За окном дождь. Частый-частый. Капли барабанят по стеклам, образуют быстрые ручейки. А утром казалось, что распогодится. Не все ли равно… «Этот чудак обожает туман, мороз, ливни. Он свидания не пропустит. И сегодня тоже придет. А если нет? Если не будет на обычном месте мотороллера… Или — выйду, а он стоит, как всегда, широко расставив ноги, подняв воротник, без шапки, на волосах изморозь, губы трубочкой, будто что-то насвистывает… Вот дурак! Не мог потерпеть час-другой, именно перед „Авангардом“ ему понадобилось выламываться — изображать страдание, тревогу… Все равно надо с ним кончать. Слишком много ему напозволяла. Вот так, каждый вечер, понемногу, казалось бы чепуха? А вошло в привычку, и он уже предъявляет на тебя права. Доказательства? Да хотя бы то, что этот субъект позволяет себе выступать не только в роли воздыхателя или жениха, но чуть ли не мужа! Хватит! Пусть найдет себе другую. Страшненькую и глупенькую — иная с таким чучелом связываться не станет. Ни за что. А если и согласится, то только для того, чтобы выставить как следует, вроде как та потаскушка, которая держала его при себе, чтобы он водил ее каждый вечер в кино. В конце концов он и ей надоел. Почему бы ему не взять себе Амелию? Она для него идеал: плоскогрудая, бедрышки как раз по величине заднего сидения „Ламбретты“».

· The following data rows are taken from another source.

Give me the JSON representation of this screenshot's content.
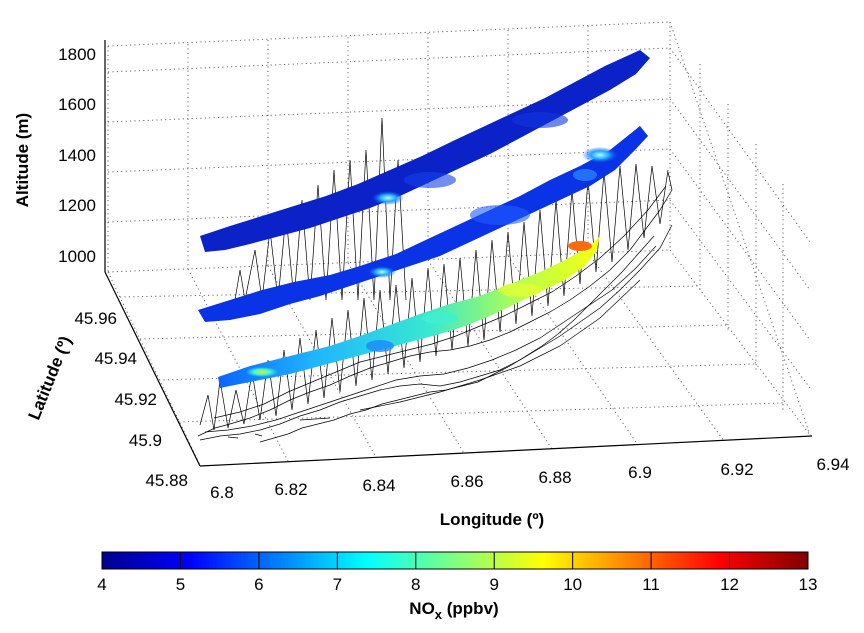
{
  "chart_data": {
    "type": "surface3d",
    "xlabel": "Longitude (º)",
    "ylabel": "Latitude (º)",
    "zlabel": "Altitude (m)",
    "x_ticks": [
      "6.8",
      "6.82",
      "6.84",
      "6.86",
      "6.88",
      "6.9",
      "6.92",
      "6.94"
    ],
    "y_ticks": [
      "45.88",
      "45.9",
      "45.92",
      "45.94",
      "45.96"
    ],
    "z_ticks": [
      "1000",
      "1200",
      "1400",
      "1600",
      "1800"
    ],
    "xlim": [
      6.8,
      6.94
    ],
    "ylim": [
      45.88,
      45.97
    ],
    "zlim": [
      900,
      1850
    ],
    "grid": true,
    "surfaces": [
      {
        "kind": "terrain-mesh",
        "color": "#000000"
      },
      {
        "kind": "colored-slice",
        "altitude": 1050,
        "color_range": [
          4,
          11
        ]
      },
      {
        "kind": "colored-slice",
        "altitude": 1400,
        "color_range": [
          4,
          7
        ]
      },
      {
        "kind": "colored-slice",
        "altitude": 1700,
        "color_range": [
          4,
          6
        ]
      }
    ],
    "colorbar": {
      "label_main": "NO",
      "label_sub": "x",
      "label_unit": " (ppbv)",
      "ticks": [
        "4",
        "5",
        "6",
        "7",
        "8",
        "9",
        "10",
        "11",
        "12",
        "13"
      ],
      "range": [
        4,
        13
      ],
      "colormap": "jet",
      "position": "bottom"
    }
  }
}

Исходя злостью, Марианна снова нажимает на кнопку. Безрезультатно.
— К черту, к черту! — бурчит она про себя. — Да будет тебе известно: этот парень — мой любовник. Я с ним сплю. Ночую у него, а не у матери. У нее свой любовник, а я хожу к нему. Наплевать мне, что он живет на чердаке. Наплевать, что матрас у него из конского волоса. Наплевать, что ноги у него грязные. Наплевать, что он не ахти как умен. Что у него смешной голос. Что он мне несимпатичен, — мало того, что я его не перевариваю. Он меня обнимает, крепко-крепко. Удивляешься, да? Вообразил, что для меня никого, кроме тебя, не существует? Тоже еще… — шепчет Марианна, а на опущенных ресницах набухают слезы.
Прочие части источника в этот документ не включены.